The experience of generation X is one of powerlessness and alienation, brought about
by the recognition that, although we cannot switch off the engine driving technological
progress, the "horrifying truth is that, so far as technology is concerned, no one is in
charge" (Toffler 1970; 390).  For baby-boomers, the loss of control appears first in the
experience of Vietnam. Apocalypse now (1979), Francis Ford Coppola’s cinematic
treatment of the state sanctioned and technologically enhanced savagery of the Vietnam
war, begins with a hauntingly apocalyptic napalm attack over which Jim Morrison
announces in song "This is the end" and "all the children are insane". For generation X,
however, the madness has moved from off-shore killing fields such as Vietnam, to the
very streets of every urban metropolis.  As the renegade Col. Kurtz in Jospeh Conrad’s
great metaphor (from the novella Heart of Darkness, 1901) had ignored the warning to
"never get out of the boat" and abandoned himself to the primeval jungle where evil
becomes necessary, even desirable, so the ‘boat’ of civilisation (like the Titanic) has
clearly run aground in the sense of urban dislocation and hopelessness greatly
exasperated by the economic depression of the early 1990’s, producing a sort of
post-Nietzsche world in which the ‘death of god’ has been fully realised and the
socio-religious ‘signposts’ constructed by Western civilisation removed by modernist
scientism and postmodernist subjectivity. 
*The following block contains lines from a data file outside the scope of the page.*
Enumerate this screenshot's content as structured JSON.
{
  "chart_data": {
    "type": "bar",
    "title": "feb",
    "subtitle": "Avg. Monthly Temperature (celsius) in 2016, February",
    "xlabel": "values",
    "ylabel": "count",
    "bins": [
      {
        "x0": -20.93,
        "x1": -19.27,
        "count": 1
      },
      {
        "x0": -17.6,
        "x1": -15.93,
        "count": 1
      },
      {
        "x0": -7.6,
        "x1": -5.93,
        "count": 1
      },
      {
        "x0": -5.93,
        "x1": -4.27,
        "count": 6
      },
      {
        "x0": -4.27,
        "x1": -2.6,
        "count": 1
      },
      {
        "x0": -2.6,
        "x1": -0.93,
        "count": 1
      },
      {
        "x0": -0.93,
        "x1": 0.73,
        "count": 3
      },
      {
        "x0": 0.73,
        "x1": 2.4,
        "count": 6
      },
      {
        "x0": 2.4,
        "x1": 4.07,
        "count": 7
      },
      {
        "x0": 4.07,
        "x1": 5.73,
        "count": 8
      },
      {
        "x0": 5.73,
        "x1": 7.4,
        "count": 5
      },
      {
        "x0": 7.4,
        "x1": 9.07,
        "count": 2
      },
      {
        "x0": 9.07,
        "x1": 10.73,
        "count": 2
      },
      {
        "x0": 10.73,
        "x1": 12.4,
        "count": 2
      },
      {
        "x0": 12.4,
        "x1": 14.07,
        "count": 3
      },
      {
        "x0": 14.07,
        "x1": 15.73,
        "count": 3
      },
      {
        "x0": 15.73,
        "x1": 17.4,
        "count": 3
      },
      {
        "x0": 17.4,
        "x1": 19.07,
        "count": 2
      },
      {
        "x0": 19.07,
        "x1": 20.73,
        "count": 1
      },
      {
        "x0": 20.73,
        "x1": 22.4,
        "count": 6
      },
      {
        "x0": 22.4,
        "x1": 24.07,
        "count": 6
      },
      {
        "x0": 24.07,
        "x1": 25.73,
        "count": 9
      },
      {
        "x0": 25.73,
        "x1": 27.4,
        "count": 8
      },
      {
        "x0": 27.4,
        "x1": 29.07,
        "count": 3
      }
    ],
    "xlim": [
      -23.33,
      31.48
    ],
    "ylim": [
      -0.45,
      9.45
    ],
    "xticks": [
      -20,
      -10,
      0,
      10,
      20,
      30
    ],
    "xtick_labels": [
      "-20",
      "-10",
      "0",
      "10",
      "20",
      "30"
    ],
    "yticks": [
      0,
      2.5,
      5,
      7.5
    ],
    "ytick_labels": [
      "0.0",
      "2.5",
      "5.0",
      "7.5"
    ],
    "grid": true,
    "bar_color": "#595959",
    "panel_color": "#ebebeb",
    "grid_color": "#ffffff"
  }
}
Such dislocation and pessimism is powerfully present in John Singleton’s strikingly
realistic film Boyz n the Hood (1991), where the only way out of the cycle of drugs,
guns, poverty and early, violent death for African-Americans growing up in a Los
Angeles ghetto is the remote chance of an academic or sporting scholarship.  The same
sense of despair, set in the same city and made the same year, is portrayed in Falling
Down (1992), via the medium of a white, middle class male, whose life degenerates into
violence after the break up of his family, the loss of his job, and the indignity of being
declared "not economically viable... over-educated, under-skilled... obsolete". More
sinister is Oliver Stone’s portrayal of social and familial deconstruction in Natural Born
Killers (1994). Here an overtly pessimistic, apocalyptic, motif dominates from the
moment Mickey announces "the whole world’s coming to an end Mel". The constant
symbolism is, henceforth, of inexorable descent into violence and death,  this
understood as the only possible outcome for those "thrown into a pit of slime and
forgotten by God".

Into the economically depressed social malaise of the early 1990’s appeared the sound
recording that seemed to most accurately define the experience of generation X -
Nirvana’s aggressive 1991 compact disc Nevermind.  The defining track and biggest
selling single of that year (Smells Like Teen Spirit) summed up the loss of optimism,
even the will, of the current generation to construct an ideal future. The cry of the MTV
generation is not "enter the new age of Aquarius" but "here we are now, entertain us!". It
is as though the collective ‘teen spirit’ spoken of has nothing to contribute and nothing to
say, or if it has, doesn’t believe anyone is listening anyway. Hence the closing refrain
shrugs "O well, whatever, never mind".  If we really are the unwilling pawns of
transcendent forces beyond our control or comprehension - be it the evolutionary
impulse or determinism of the Christian (Calvinist) variety - then let us all say, on the eve
of a new year / century / millennium with Kurt and the boys "Oh well, whatever, never
mind."

The image I would rather close with returns us to 2001 - which someone has rightly
called "a secular movie about God." The black obelisk (a metaphor for the
transcendent, divine, supernatural, God etc.) exists, albeit obscured, somewhere in the
cosmos. It summons humans towards itself. It has done so since the times of humanity’s
primitive origins. It continues to do so now.